More aggressive driving, at higher speed and with harsh cornering, braking and acceleration, can multiply the wear-and-tear in the same conditions by a factor of 10, especially on tyres and brakes, and fuel consumption can double.

Anything other than smooth tarmac is, of course, a very wide range of variables, such as potholes, speed bumps, rumble strips, steep hills, traffic levels and – on dirt roads – whether or not there is a decent wearing course or whether the surface is deep sand, sticky mud, perhaps riddled with gulleys, washaways and sumps and bumps or corrugated.

And if there isn’t a wearing course, is the substrate a swamp or a dustbowl or deep sand? Or, very commonly, a bed of rough cobbles or large, lumpy and jagged rocks!

Wear-and-tear level

Whichever of these conditions is the case, the wear-and-tear level can be better or worse depending on the condition of the vehicle (especially its suspension and all its bushes and mountings), the driving skill and style, and the chosen speed.

Dead slow is the best answer in some cases; not too slow - and sometimes quite fast- is the remedy in others. 

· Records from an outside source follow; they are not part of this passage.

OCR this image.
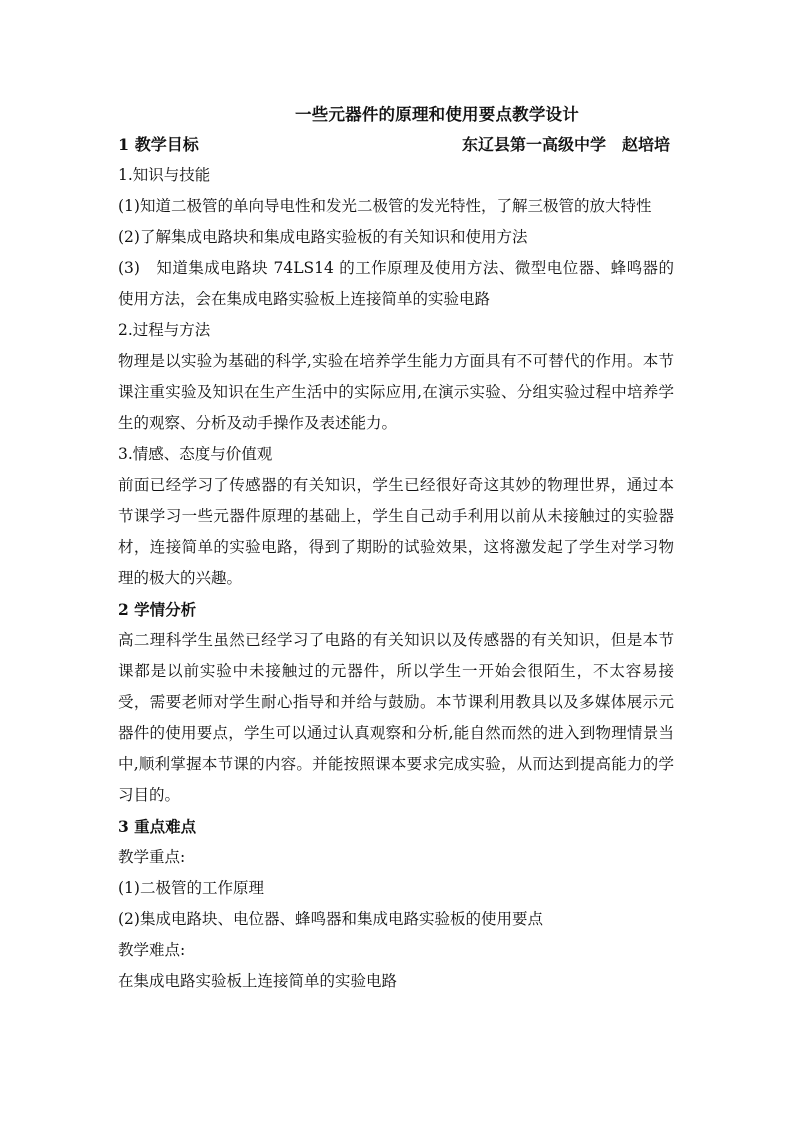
一些元器件的原理和使用要点教学设计
1 教学目标	东辽县第一高级中学　赵培培
1.知识与技能
(1)知道二极管的单向导电性和发光二极管的发光特性，了解三极管的放大特性
(2)了解集成电路块和集成电路实验板的有关知识和使用方法
(3)　知道集成电路块 74LS14 的工作原理及使用方法、微型电位器、蜂鸣器的使用方法，会在集成电路实验板上连接简单的实验电路
2.过程与方法
物理是以实验为基础的科学,实验在培养学生能力方面具有不可替代的作用。本节课注重实验及知识在生产生活中的实际应用,在演示实验、分组实验过程中培养学生的观察、分析及动手操作及表述能力。
3.情感、态度与价值观
前面已经学习了传感器的有关知识，学生已经很好奇这其妙的物理世界，通过本节课学习一些元器件原理的基础上，学生自己动手利用以前从未接触过的实验器材，连接简单的实验电路，得到了期盼的试验效果，这将激发起了学生对学习物理的极大的兴趣。
2 学情分析
高二理科学生虽然已经学习了电路的有关知识以及传感器的有关知识，但是本节课都是以前实验中未接触过的元器件，所以学生一开始会很陌生，不太容易接受，需要老师对学生耐心指导和并给与鼓励。本节课利用教具以及多媒体展示元器件的使用要点，学生可以通过认真观察和分析,能自然而然的进入到物理情景当中,顺利掌握本节课的内容。并能按照课本要求完成实验，从而达到提高能力的学习目的。
3 重点难点
教学重点:
(1)二极管的工作原理
(2)集成电路块、电位器、蜂鸣器和集成电路实验板的使用要点
教学难点:
在集成电路实验板上连接简单的实验电路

In summary, any rural or access road which almost everybody would describe as “awful” can increase wear and tear by a factor of as much as 100. And even do immediate damage to a vehicle that is fragile or which is crudely driven.

The statistical conclusion is not complicated. It costs less to build a smooth road than to maintain the vehicles that use a bad one.

The anomaly we all face to some extent every day arises because the cost of building a good road comes out of the collective State pocket, and the cost of maintaining a car used in rough conditions comes out of another – yours.